Municipalities must match the CNE catalog spelling exactly.
Typical status values are "Activa" (operational) and "Suspendida" (suspended).
Filter to active stations to avoid requesting time series for decommissioned sites.
The owner field identifies the institution responsible for the station.
IDEAM is the primary national network operator, but regional agencies
(e.g. CAR, CORNARE, CORPOAMAZONIA) also maintain stations in the catalog.
The CNE catalog follows Colombia's official hydrographic zonification.

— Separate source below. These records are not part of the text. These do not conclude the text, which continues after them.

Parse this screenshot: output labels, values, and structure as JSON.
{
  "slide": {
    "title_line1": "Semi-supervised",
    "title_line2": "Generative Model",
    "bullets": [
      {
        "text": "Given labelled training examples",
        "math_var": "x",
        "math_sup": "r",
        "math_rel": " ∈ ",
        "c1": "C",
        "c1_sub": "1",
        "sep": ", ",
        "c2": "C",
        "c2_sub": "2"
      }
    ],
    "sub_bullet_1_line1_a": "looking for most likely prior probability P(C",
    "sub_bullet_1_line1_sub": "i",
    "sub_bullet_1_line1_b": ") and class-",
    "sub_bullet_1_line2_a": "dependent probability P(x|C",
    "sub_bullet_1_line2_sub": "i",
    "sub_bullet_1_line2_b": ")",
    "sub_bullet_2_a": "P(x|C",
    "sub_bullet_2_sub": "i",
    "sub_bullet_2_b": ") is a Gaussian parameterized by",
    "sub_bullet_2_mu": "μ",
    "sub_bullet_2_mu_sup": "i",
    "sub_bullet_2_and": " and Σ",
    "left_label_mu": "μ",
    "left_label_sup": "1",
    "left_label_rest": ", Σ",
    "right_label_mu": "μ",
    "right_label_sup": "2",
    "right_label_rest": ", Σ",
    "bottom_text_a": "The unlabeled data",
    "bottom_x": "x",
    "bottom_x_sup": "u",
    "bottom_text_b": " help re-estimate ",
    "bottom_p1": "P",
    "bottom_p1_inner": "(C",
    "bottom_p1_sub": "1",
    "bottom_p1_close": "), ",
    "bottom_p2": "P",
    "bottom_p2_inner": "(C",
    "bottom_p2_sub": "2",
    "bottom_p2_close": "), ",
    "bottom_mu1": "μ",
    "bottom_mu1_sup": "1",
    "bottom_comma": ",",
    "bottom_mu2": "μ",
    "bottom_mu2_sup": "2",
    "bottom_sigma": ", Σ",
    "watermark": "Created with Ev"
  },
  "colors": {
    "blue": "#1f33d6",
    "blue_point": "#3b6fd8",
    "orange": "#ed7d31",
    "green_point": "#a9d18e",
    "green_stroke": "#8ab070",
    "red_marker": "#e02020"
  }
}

You can filter at three levels of granularity:
from colombia_hydrodata import Client, Filters
client = Client()
# Broadest level — hydrographic area
filters = Filters(hydrographic_area="Magdalena - Cauca")
gdf = client.filter_stations(filters)
# Intermediate level — hydrographic zone
filters = Filters(hydrographic_zone="Alto Magdalena")
gdf = client.filter_stations(filters)
# Finest level — hydrographic subzone
filters = Filters(hydrographic_subzone="Río Bogotá")
gdf = client.filter_stations(filters)
Using Filters with Each Query Method¶
Filters can be passed to any of the three client query methods.
Fetch a specific list of station IDs and apply filters as a post-query mask.
station_ids is a required argument — supply the IDs you already know.
Returns all stations whose coordinates fall inside the bounding box and match the filters.
Accepts a Shapely Polygon or MultiPolygon and applies an additional attribute
filter on top of the spatial intersection.
from shapely.geometry import Polygon
from colombia_hydrodata import Client, Filters
client = Client()
watershed = Polygon([
(-75.8, 6.0), (-74.5, 6.0),
(-74.5, 7.2), (-75.8, 7.2),
(-75.8, 6.0),
])
filters = Filters(hydrographic_area="Magdalena - Cauca", status="Activa")
stations = client.fetch_region(watershed, filters=filters)
Combining Multiple Filters¶
All supplied fields are joined with AND. A station must satisfy every
non-None condition to be included in the result.
from colombia_hydrodata import Client, Filters
client = Client()
# Active, IDEAM-owned, limnigraphic stations in Antioquia
# on the Cauca hydrographic subzone
filters = Filters(
category="Limnigráfica",
department="Antioquia",
status="Activa",
owner="IDEAM",
hydrographic_subzone="Río Cauca entre ríos Cañas y Nechí",
)
# filter_stations returns a GeoDataFrame of matching catalog rows
gdf = client.filter_stations(filters)
print(f"Found {len(gdf)} stations matching all criteria")
# Fetch full Station objects for those rows if needed
station_objects = [client.fetch_station(sid) for sid in gdf["id"]]
AND logic only
There is no built-in OR operator across Filters fields. If you need stations
from either Antioquia or Caldas, run two separate filter calls and concatenate:
```python
import pandas as pd
import geopandas as gpd
f_ant = Filters(department="Antioquia", status="Activa")
f_cal = Filters(department="Caldas", status="Activa")
gdf_ant = client.filter_stations(f_ant)
gdf_cal = client.filter_stations(f_cal)
# Merge and drop duplicate station IDs
combined = gpd.GeoDataFrame(pd.concat([gdf_ant, gdf_cal]).drop_duplicates(subset="id"))
```
Quick-Reference Cheatsheet¶
from colombia_hydrodata import Client, Filters
client = Client()
# 1. Single-field filter (returns GeoDataFrame)
Filters(department="Boyacá")
# 2. Active stations only
Filters(status="Activa")
# 3. Specific owner + category
Filters(owner="IDEAM", category="Pluviométrica")
# 4. Full hydrographic path
Filters(
hydrographic_area="Orinoco",
hydrographic_zone="Meta",
hydrographic_subzone="Río Metica (Guamal - Humadea)",
)
# 5. Catalog-level filter — returns GeoDataFrame
gdf = client.filter_stations(Filters(status="Activa", department="Antioquia"))
# 6. Spatial query with attributes — returns list[Station]
stations = client.fetch_bbox(-77.0, 1.0, -76.0, 2.0)
Case sensitivity
Filter values are matched against the CNE catalog strings, which use title-case
Spanish. Make sure your strings match the catalog spelling exactly
(including accented characters such as á, é, ó).